In this book we describe procedures called nonparametric and distribution-free methods. Nonparametric methods provide an alternative series of statistical methods that require no.

Multivariate nonparametric methods with R: an approach based on spatial signs and ranks. [Hannu Oja] Book, Internet Resource: All Authors / Contributors: Hannu Oja.

Find more information about: ISBN: OCLC Number: Description. The book will be refered to as the MNM book. Author(s) Klaus Nordhausen, Jyrki Mttnen and Hannu Oja Maintainer: Klaus Nordhausen, [email protected] References.

Oja, H. (), Multivariate Nonparametric Methods with R. Nonparametric Statistical Methods Using R covers traditional nonparamet-ric methods and rank-based analyses, including estimation and inference for models ranging from simple location models to general linear and nonlinear models for uncorrelated and correlated responses.

The authors emphasize ap - plications and statistical computation.
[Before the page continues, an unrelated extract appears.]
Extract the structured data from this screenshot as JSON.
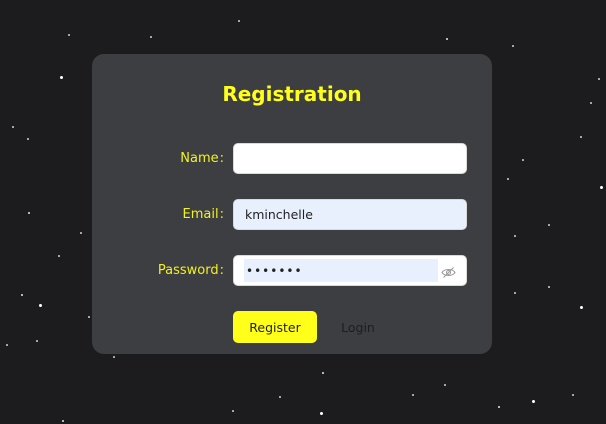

Multivariate Nonparametric Regression and Visualization is an ideal textbook for upper-undergraduate and graduate-level courses on nonparametric function estimation, advanced topics in statistics, and quantitative finance.

The book is also an excellent reference for practitioners who apply statistical methods in quantitative by: 3. Univariate, Bivariate, and Multivariate Statistics Using R: Quantitative Tools for Data Analysis and Data Science. Author(s): Daniel J. Denis; First published: 27 March Print ISBN: | Online ISBN: | DOI: / About this book.

The book provides coverage of key statistical areas including linear methods, kernel methods, additive models and trees, boosting, support vector machines, and nearest neighbor methods. Exploring the additional applications of nonparametric and semiparametric methods, Multivariate Nonparametric Regression and Visualization features.

Multivariate Nonparametric Regression and Visualization is an ideal textbook for upper-undergraduate and graduate-level courses on nonparametric function estimation, advanced topics in statistics, and quantitative finance.

The book is also an excellent reference for practitioners who apply statistical methods in quantitative : $ Written by leading experts in the field, this edited volume brings together the latest findings in the area of nonparametric, robust and multivariate statistical methods.

The individual contributions cover a wide variety of topics ranging from univariate nonparametric methods to robust methods for. Presenting an extensive set of tools and methods for data analysis, Robust Nonparametric Statistical Methods, Second Edition covers univariate tests and estimates with extensions to linear models, multivariate models, times series models, experimental designs, and mixed models.

It follows the approach of the first edition by developing rank.Multivariate nonparametric statistical tests of hypotheses are described for the one-sample location problem, the several-sample location problem and the problem of testing independence between.

Jussi Klemelä, PhD, is Adjunct Professor at the University of Oulu. His research interests include nonparametric function estimation, density estimation, and data visualization. He is the author of Smoothing of Multivariate Data: Density Estimation and Visualization and Multivariate Nonparametric Regression and Visualization: With R and Applications to Finance.